The Help by Kathryn Stockett


I finished reading this book the other day and was actually disappointed that it ended. I laughed and cheered out loud. What an amazing read!! The book grabbed you from the first page and you find yourself move smoothly through the entire book.

The novel is told from the perspective of three characters: Aibileen Clark, a middle-aged African-American maid who has spent her life raising white children and has recently lost her only son; Minny Jackson, an African-American maid who has often offended her employers despite her family's struggles with money and her desperate need for jobs; and Eugenia "Skeeter" Phelan, a young white woman who has recently moved back home after graduating college to find out her childhood maid has mysteriously disappeared. These three stories intertwine to explain how life in Jackson, Mississippi revolves around "the help."

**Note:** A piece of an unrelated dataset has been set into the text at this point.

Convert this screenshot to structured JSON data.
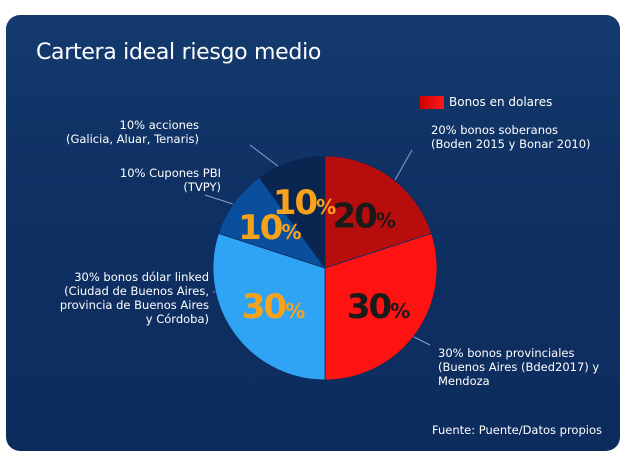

It is written with a wonderfully humorous flair. You'll spend half the book wondering what the "Terrible Awful" is and you will laugh so hard when you finally find out what it is. The Help touches on the civil rights movement of the 1960s from the perspective of three different women in Mississippi, the center of racial division in the country. The author speaks through these women with surprising perceptiveness and understanding of her subject matter. You find out at the end of the book that she grew up in the area she writes about with a black maid as part of her daily life. Highly recommend! Well worth the read!